Clearly, one stock in this group stands out.

That’s PDD Holdings, which is Pinduoduo.

I apologize if my pronunciations are bad.

I very much struggle with this, but this is a company with $40 billion in the top line, $11 billion on the bottom line, chunky margins, growing revenue at 105%, profits at 116%.

If the stock was in the US, it would definitely trade for $500 billion or more, but it’s not.

This is clearly the crown jewel amongst this cohort.

But the entire group is continuing to grow.

JD is growing revenues at 5%, profits at 26%, Baidu revenue at 7%, profits at 43%, Alibaba at revenue at 8%, profits at 10%, Tencent from revenue and a little worse on the profit side.

So the question is, should you be investing in these companies if they’re trying a far lower valuation?

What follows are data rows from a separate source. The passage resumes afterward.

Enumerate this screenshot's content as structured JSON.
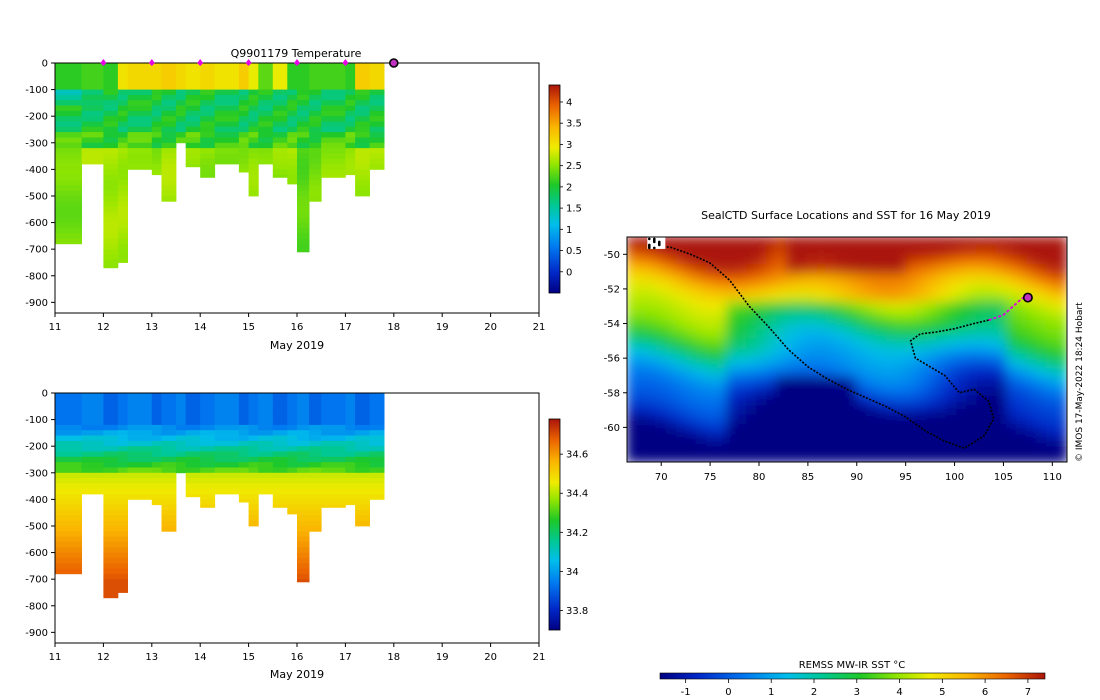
{
  "chart_data": [
    {
      "id": "temperature",
      "type": "heatmap",
      "title": "Q9901179  Temperature",
      "xlabel": "May 2019",
      "ylabel": "",
      "xlim": [
        11,
        21
      ],
      "ylim": [
        -940,
        0
      ],
      "xticks": [
        "11",
        "12",
        "13",
        "14",
        "15",
        "16",
        "17",
        "18",
        "19",
        "20",
        "21"
      ],
      "yticks": [
        "0",
        "-100",
        "-200",
        "-300",
        "-400",
        "-500",
        "-600",
        "-700",
        "-800",
        "-900"
      ],
      "colorbar": {
        "range": [
          -0.5,
          4.4
        ],
        "ticks": [
          "4",
          "3.5",
          "3",
          "2.5",
          "2",
          "1.5",
          "1",
          "0.5",
          "0"
        ]
      },
      "profile_markers_days": [
        12,
        13,
        14,
        15,
        16,
        17
      ],
      "current_day": 18,
      "profiles": [
        {
          "t0": 11.0,
          "t1": 11.55,
          "depth": 680,
          "surface": 2.1,
          "deep": 2.4
        },
        {
          "t0": 11.55,
          "t1": 12.0,
          "depth": 380,
          "surface": 2.2,
          "deep": 2.6
        },
        {
          "t0": 12.0,
          "t1": 12.3,
          "depth": 770,
          "surface": 2.1,
          "deep": 2.6
        },
        {
          "t0": 12.3,
          "t1": 12.5,
          "depth": 750,
          "surface": 3.0,
          "deep": 2.6
        },
        {
          "t0": 12.5,
          "t1": 13.0,
          "depth": 400,
          "surface": 3.1,
          "deep": 2.6
        },
        {
          "t0": 13.0,
          "t1": 13.2,
          "depth": 420,
          "surface": 3.1,
          "deep": 2.5
        },
        {
          "t0": 13.2,
          "t1": 13.5,
          "depth": 520,
          "surface": 3.2,
          "deep": 2.6
        },
        {
          "t0": 13.5,
          "t1": 13.7,
          "depth": 300,
          "surface": 3.1,
          "deep": 2.4
        },
        {
          "t0": 13.7,
          "t1": 14.0,
          "depth": 390,
          "surface": 3.0,
          "deep": 2.5
        },
        {
          "t0": 14.0,
          "t1": 14.3,
          "depth": 430,
          "surface": 3.1,
          "deep": 2.5
        },
        {
          "t0": 14.3,
          "t1": 14.8,
          "depth": 380,
          "surface": 3.0,
          "deep": 2.5
        },
        {
          "t0": 14.8,
          "t1": 15.0,
          "depth": 410,
          "surface": 3.2,
          "deep": 2.5
        },
        {
          "t0": 15.0,
          "t1": 15.2,
          "depth": 500,
          "surface": 2.9,
          "deep": 2.5
        },
        {
          "t0": 15.2,
          "t1": 15.5,
          "depth": 380,
          "surface": 2.3,
          "deep": 2.4
        },
        {
          "t0": 15.5,
          "t1": 15.8,
          "depth": 430,
          "surface": 2.9,
          "deep": 2.5
        },
        {
          "t0": 15.8,
          "t1": 16.0,
          "depth": 455,
          "surface": 2.1,
          "deep": 2.6
        },
        {
          "t0": 16.0,
          "t1": 16.25,
          "depth": 710,
          "surface": 2.1,
          "deep": 2.3
        },
        {
          "t0": 16.25,
          "t1": 16.5,
          "depth": 520,
          "surface": 2.2,
          "deep": 2.4
        },
        {
          "t0": 16.5,
          "t1": 17.0,
          "depth": 430,
          "surface": 2.2,
          "deep": 2.5
        },
        {
          "t0": 17.0,
          "t1": 17.2,
          "depth": 420,
          "surface": 2.1,
          "deep": 2.5
        },
        {
          "t0": 17.2,
          "t1": 17.5,
          "depth": 500,
          "surface": 3.2,
          "deep": 2.6
        },
        {
          "t0": 17.5,
          "t1": 17.8,
          "depth": 400,
          "surface": 3.1,
          "deep": 2.6
        }
      ]
    },
    {
      "id": "salinity",
      "type": "heatmap",
      "title": "",
      "xlabel": "May 2019",
      "ylabel": "",
      "xlim": [
        11,
        21
      ],
      "ylim": [
        -940,
        0
      ],
      "xticks": [
        "11",
        "12",
        "13",
        "14",
        "15",
        "16",
        "17",
        "18",
        "19",
        "20",
        "21"
      ],
      "yticks": [
        "0",
        "-100",
        "-200",
        "-300",
        "-400",
        "-500",
        "-600",
        "-700",
        "-800",
        "-900"
      ],
      "colorbar": {
        "range": [
          33.7,
          34.78
        ],
        "ticks": [
          "34.6",
          "34.4",
          "34.2",
          "34",
          "33.8"
        ]
      },
      "profiles": [
        {
          "t0": 11.0,
          "t1": 11.55,
          "depth": 680
        },
        {
          "t0": 11.55,
          "t1": 12.0,
          "depth": 380
        },
        {
          "t0": 12.0,
          "t1": 12.3,
          "depth": 770
        },
        {
          "t0": 12.3,
          "t1": 12.5,
          "depth": 750
        },
        {
          "t0": 12.5,
          "t1": 13.0,
          "depth": 400
        },
        {
          "t0": 13.0,
          "t1": 13.2,
          "depth": 420
        },
        {
          "t0": 13.2,
          "t1": 13.5,
          "depth": 520
        },
        {
          "t0": 13.5,
          "t1": 13.7,
          "depth": 300
        },
        {
          "t0": 13.7,
          "t1": 14.0,
          "depth": 390
        },
        {
          "t0": 14.0,
          "t1": 14.3,
          "depth": 430
        },
        {
          "t0": 14.3,
          "t1": 14.8,
          "depth": 380
        },
        {
          "t0": 14.8,
          "t1": 15.0,
          "depth": 410
        },
        {
          "t0": 15.0,
          "t1": 15.2,
          "depth": 500
        },
        {
          "t0": 15.2,
          "t1": 15.5,
          "depth": 380
        },
        {
          "t0": 15.5,
          "t1": 15.8,
          "depth": 430
        },
        {
          "t0": 15.8,
          "t1": 16.0,
          "depth": 455
        },
        {
          "t0": 16.0,
          "t1": 16.25,
          "depth": 710
        },
        {
          "t0": 16.25,
          "t1": 16.5,
          "depth": 520
        },
        {
          "t0": 16.5,
          "t1": 17.0,
          "depth": 430
        },
        {
          "t0": 17.0,
          "t1": 17.2,
          "depth": 420
        },
        {
          "t0": 17.2,
          "t1": 17.5,
          "depth": 500
        },
        {
          "t0": 17.5,
          "t1": 17.8,
          "depth": 400
        }
      ]
    },
    {
      "id": "sst-map",
      "type": "heatmap",
      "title": "SealCTD Surface Locations and SST for 16 May 2019",
      "xlim": [
        66.5,
        111.5
      ],
      "ylim": [
        -62,
        -49
      ],
      "xticks": [
        "70",
        "75",
        "80",
        "85",
        "90",
        "95",
        "100",
        "105",
        "110"
      ],
      "yticks": [
        "-50",
        "-52",
        "-54",
        "-56",
        "-58",
        "-60"
      ],
      "colorbar": {
        "label": "REMSS MW-IR SST °C",
        "range": [
          -1.6,
          7.4
        ],
        "ticks": [
          "-1",
          "0",
          "1",
          "2",
          "3",
          "4",
          "5",
          "6",
          "7"
        ]
      },
      "track": [
        [
          69.5,
          -49.5
        ],
        [
          71,
          -49.6
        ],
        [
          73,
          -50
        ],
        [
          75,
          -50.5
        ],
        [
          77,
          -51.5
        ],
        [
          79,
          -53
        ],
        [
          81,
          -54.2
        ],
        [
          83,
          -55.5
        ],
        [
          85,
          -56.5
        ],
        [
          87,
          -57.2
        ],
        [
          89,
          -57.8
        ],
        [
          91,
          -58.3
        ],
        [
          93,
          -58.8
        ],
        [
          95,
          -59.4
        ],
        [
          97,
          -60.2
        ],
        [
          99,
          -60.8
        ],
        [
          101,
          -61.2
        ],
        [
          103,
          -60.5
        ],
        [
          104,
          -59.5
        ],
        [
          103.5,
          -58.5
        ],
        [
          102,
          -57.8
        ],
        [
          100.5,
          -58
        ],
        [
          99,
          -57
        ],
        [
          97.5,
          -56.5
        ],
        [
          96,
          -56
        ],
        [
          95.5,
          -55
        ],
        [
          96.5,
          -54.6
        ],
        [
          98,
          -54.5
        ],
        [
          100,
          -54.3
        ],
        [
          102,
          -54
        ],
        [
          103.5,
          -53.8
        ]
      ],
      "recent_track": [
        [
          103.5,
          -53.8
        ],
        [
          105,
          -53.5
        ],
        [
          106,
          -53
        ],
        [
          107,
          -52.5
        ]
      ],
      "current_position": [
        107.5,
        -52.5
      ],
      "start_cluster": [
        69.5,
        -49.4
      ]
    }
  ],
  "side_text": "© IMOS 17-May-2022 18:24 Hobart"
}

And in addition to that, they are still as a group showing growth?

Well, I would say you need to ask yourself a few questions.

Number one, how comfortable are you with the potential for a zero out?

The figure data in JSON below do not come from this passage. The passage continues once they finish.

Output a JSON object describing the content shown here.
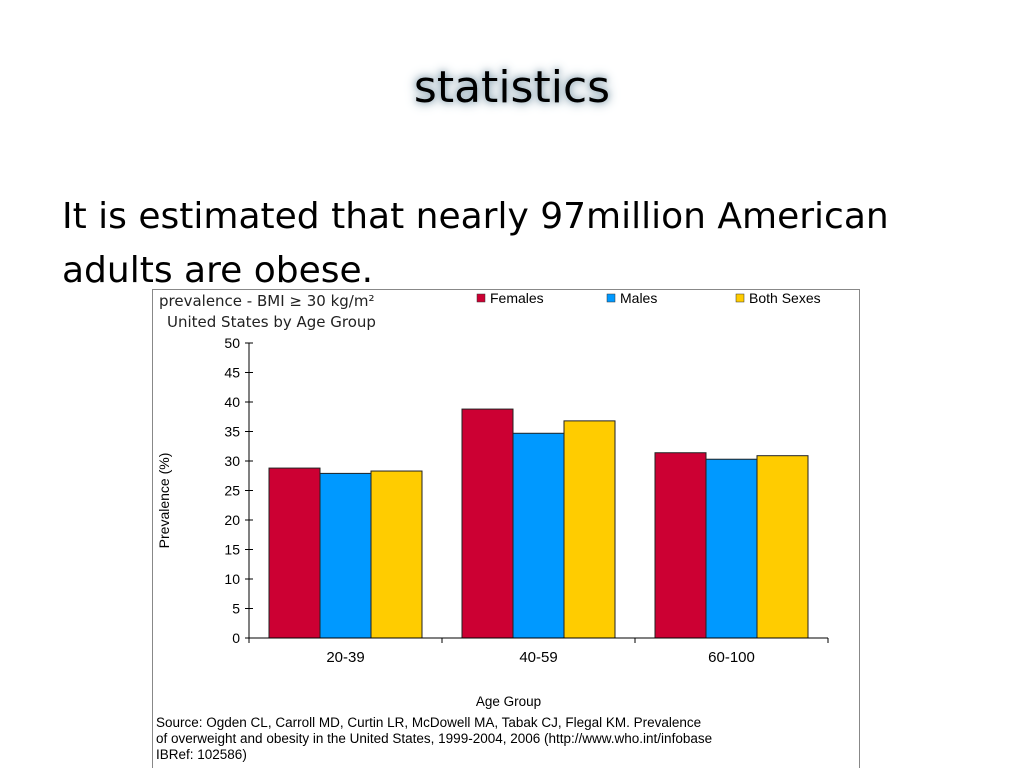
{
  "slide": {
    "title": "statistics",
    "body": "It is estimated that nearly 97million American adults are obese."
  },
  "chart_data": {
    "type": "bar",
    "title_line1": "prevalence - BMI ≥ 30 kg/m²",
    "title_line2": "United States by Age Group",
    "xlabel": "Age Group",
    "ylabel": "Prevalence (%)",
    "ylim": [
      0,
      50
    ],
    "yticks": [
      0,
      5,
      10,
      15,
      20,
      25,
      30,
      35,
      40,
      45,
      50
    ],
    "categories": [
      "20-39",
      "40-59",
      "60-100"
    ],
    "series": [
      {
        "name": "Females",
        "color": "#cc0033",
        "values": [
          28.8,
          38.8,
          31.4
        ]
      },
      {
        "name": "Males",
        "color": "#0099ff",
        "values": [
          27.9,
          34.7,
          30.3
        ]
      },
      {
        "name": "Both Sexes",
        "color": "#ffcc00",
        "values": [
          28.3,
          36.8,
          30.9
        ]
      }
    ],
    "legend_position": "top-right",
    "grid": false,
    "source": "Source: Ogden CL, Carroll MD, Curtin LR, McDowell MA, Tabak CJ, Flegal KM. Prevalence\n of overweight and obesity in the United States, 1999-2004, 2006  (http://www.who.int/infobase\n IBRef: 102586)"
  }
}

One consideration with Chinese stocks is the structure that they’ve used to be able to reach U.S. investors has always been convoluted.

There are some considerations that if there was a conflict potentially over an area like Taiwan, this could just be a zero out for U.S. investors.

Obviously, we would hope that there would be warnings, that tensions would be escalating, but that will continue to be an anchor under evaluation.

Second, what industries do you want if you’re going to look at Chinese stocks?

You know, with a lot of areas, you’ve got banking, which is, you know, largely state owned.

But one of the anchors is if you’re looking at a company like Alibaba, the government intervening in the business is what’s largely hurt a lot of the growth rates.

And third, do you want just Chinese exposure?

Do you also want multinational exposure?

If Chinese, Alibaba and Tencent are going to offer more pure place into the market itself, both multinational exposure, PDD has ownership in Timu, which is giving a lot of international growth.

So maybe that’s the stock you want to consider because you’re getting not just domestic demand, but also international.

So Austin, I would just say Chinese stocks right now, they are cheap.

But you’re going to have to live with the reasons that they’re cheap, which is those geopolitical factors and also the fact that the government has put a lid on growth in the past.

And people who have invested and been burned by this, it’s very hard to come back and do it all over.

When I hear you talk about those things, Eric, it feels to me when I’m thinking maybe about portfolio construction and position sizing, I don’t want to strain the analogy too much but maybe think of it a little bit like crypto.

Right.

Crypto has this really great narrative, but also an uncertain future.

We’re not sure, you know, which coins will end up becoming meaningful or platforms themselves.

So but there is a lot of potential there.

It’s a lot it’s got lottery ticket like economics.

So if you’re saying, hey, maybe I want to put 3%, 5% of my portfolio in crypto just because of the potential upside, you might want to think about these Chinese stocks in a similar vein.

We’re not saying go hard because there is a risk of real zeroing out.

But at these valuations, if those tensions get smoothed over, if some of that government intervention starts to pull back, these could be multibagger stocks at today’s prices.

So these might be worth a portion of your portfolio, but size it correctly for the risk involved.

Yeah.

Excellent point, Austin.

Just thinking about this as almost an asset class of its own, if you’re going to go into it and just keep it to a size that you’re going to be very comfortable with, given the potential downsides we’ve discussed in this video.